You may have seen, splashed all over my Twitter (and anywhere else I can plug it), that I have written a book – From Partition to Solidarity: the first 100 years of Polish football.
This is something I have been working on, very slowly, and juggled in between both a day job and family time, for the last few years.
The reason I started to write this book was, basically, because there was nothing else out there like it…
It was never my intention to write a book. I originally wanted only to research the history of Polish football, and found myself compiling a bookcase full of works – mostly Polish, with a couple of German and English – through which I had to trawl to piece together little nuggets of information. I wondered why no-one had compiled this information in one, relatively easy-to-digest book. Then, I decided, I might as well do it myself.
Have you ever been on Wikipedia, clicked a couple of links in articles, and found yourself reading about something completely removed from what you were originally looking at? That was my experience in researching for From Partition…. Over the course of writing, I’ve probably gathered enough stories, oddities, tidbits and other bits of information to write another two books. I have a small cabinet sitting next to me, which has drawers buckling under the weight of scraps of scribbled-on paper, about anything from “How Pogoń Lwów were formed” (Chapter One) to “the closure of Mexican steel mills in the 1980s” (it, perhaps surprisingly, gets a brief mention in Chapter Twenty Two).
Ultimately, though, it was a balancing act; put as much detail, information and, importantly, context into the book as possible, yet still make it accessible and interesting for the casual reader. I hope to think that I balanced it well. Maybe some of the stuff that missed out will be fine for the next book*.
Then, there’s the politics. Just looking at the cover (its name, the play on the famous ‘Solidarność’ logo, and that the design is based on a famous photo of Lech Wałęsa), there is obviously a socio-political aspect to the book. It became apparent pretty early on in the writing process, that the social and political history of Poland was going to be an extremely important part of the book. Again, it wasn’t something that was intended, but it did mean there was a whole other subject I needed to engross myself into (I cannot recommend highly enough Adam Zamoyski’s Poland: A History), to get the book where I wanted it to be.
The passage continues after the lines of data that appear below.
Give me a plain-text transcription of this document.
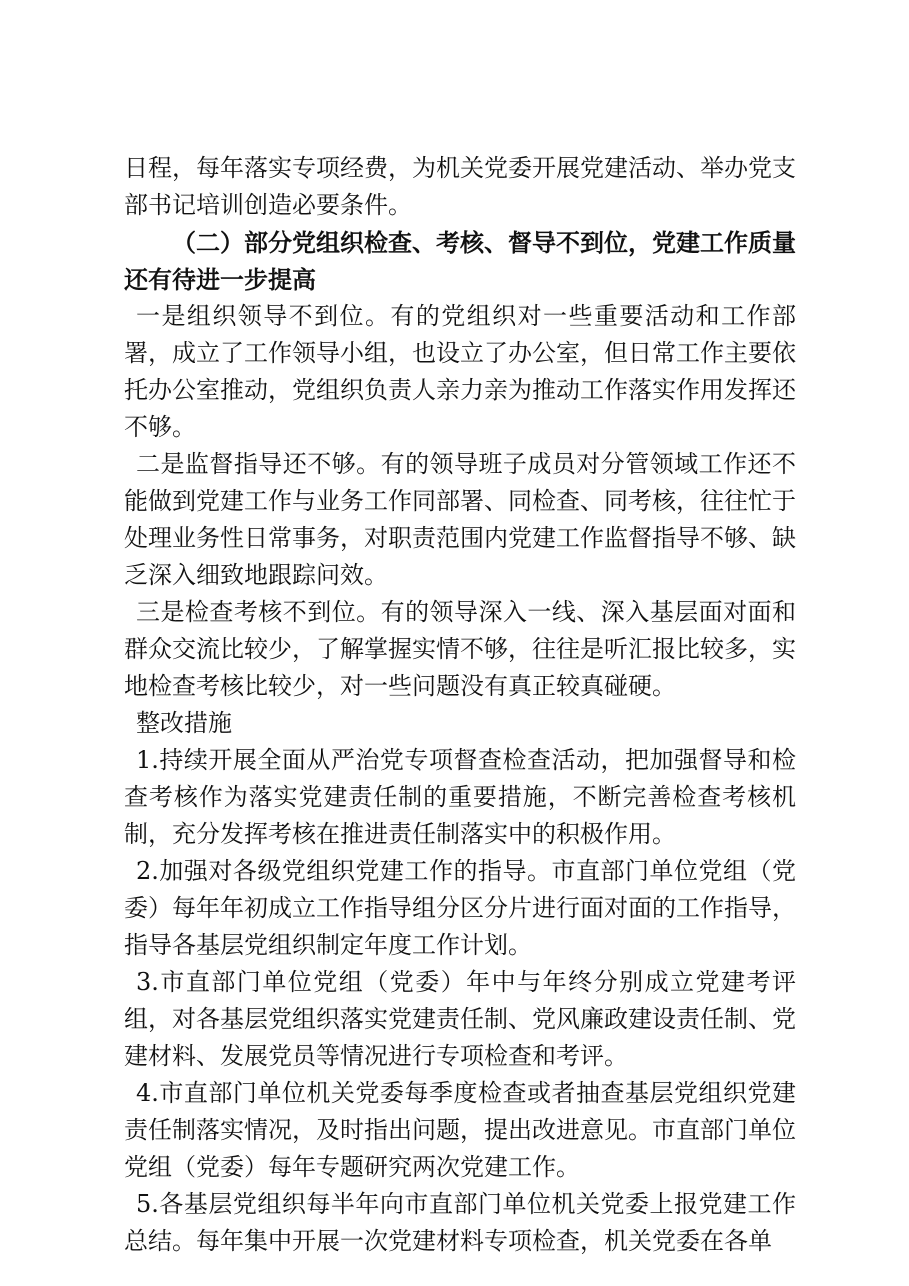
日程，每年落实专项经费，为机关党委开展党建活动、举办党支部书记培训创造必要条件。

（二）部分党组织检查、考核、督导不到位，党建工作质量还有待进一步提高

一是组织领导不到位。有的党组织对一些重要活动和工作部署，成立了工作领导小组，也设立了办公室，但日常工作主要依托办公室推动，党组织负责人亲力亲为推动工作落实作用发挥还不够。

二是监督指导还不够。有的领导班子成员对分管领域工作还不能做到党建工作与业务工作同部署、同检查、同考核，往往忙于处理业务性日常事务，对职责范围内党建工作监督指导不够、缺乏深入细致地跟踪问效。

三是检查考核不到位。有的领导深入一线、深入基层面对面和群众交流比较少，了解掌握实情不够，往往是听汇报比较多，实地检查考核比较少，对一些问题没有真正较真碰硬。

整改措施

1.持续开展全面从严治党专项督查检查活动，把加强督导和检查考核作为落实党建责任制的重要措施，不断完善检查考核机制，充分发挥考核在推进责任制落实中的积极作用。

2.加强对各级党组织党建工作的指导。市直部门单位党组（党委）每年年初成立工作指导组分区分片进行面对面的工作指导，指导各基层党组织制定年度工作计划。

3.市直部门单位党组（党委）年中与年终分别成立党建考评组，对各基层党组织落实党建责任制、党风廉政建设责任制、党建材料、发展党员等情况进行专项检查和考评。

4.市直部门单位机关党委每季度检查或者抽查基层党组织党建责任制落实情况，及时指出问题，提出改进意见。市直部门单位党组（党委）每年专题研究两次党建工作。

5.各基层党组织每半年向市直部门单位机关党委上报党建工作总结。每年集中开展一次党建材料专项检查，机关党委在各单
Once more, it was a balancing act. The book is not a politics book; there needed only to be enough information to convey context (which, sometimes, is a significant amount), but not bore the reader with something that, ultimately, they hadn’t wanted to read about. Still, I found that much of the political and social research I undertook was as interesting as the football stuff!
From Partition… has been self-published, through Amazon’s “Kindle Direct Publishing”; that is the reason why, for now, it is only available through Amazon’s platforms. I have a couple of reasons for going down this route:
Firstly, I had complete control. I had, from the start, an idea of how I wanted the book to look, and self-publishing was the easiest way for me to achieve this.
Secondly, the cost. Self-publishing is usually extremely expensive, but publishing through Amazon KDP allowed me to get my book out there without an expense that I couldn’t afford.
Finally, impatience. I sent off several letters to traditional publishers before going with KDP, and was often met with similar responses. Brexit (boo!), and the increase in printing/distribution costs related to it, was a similar theme, while, often, the response came that the book was “too niche”. Understandable; publishers, ultimately, are businesses. It doesn’t matter how good or interesting the book is, it only matters how many copies can be sold. I didn’t write the book to earn millions. I wrote it for the same reason that I started my new blog: because I enjoyed writing about a subject. Being able to get the book out into the world, with minimal expense, seemed to fit well with the reason I started blogging all those years ago.
*don’t mention the words “next book” to my wife!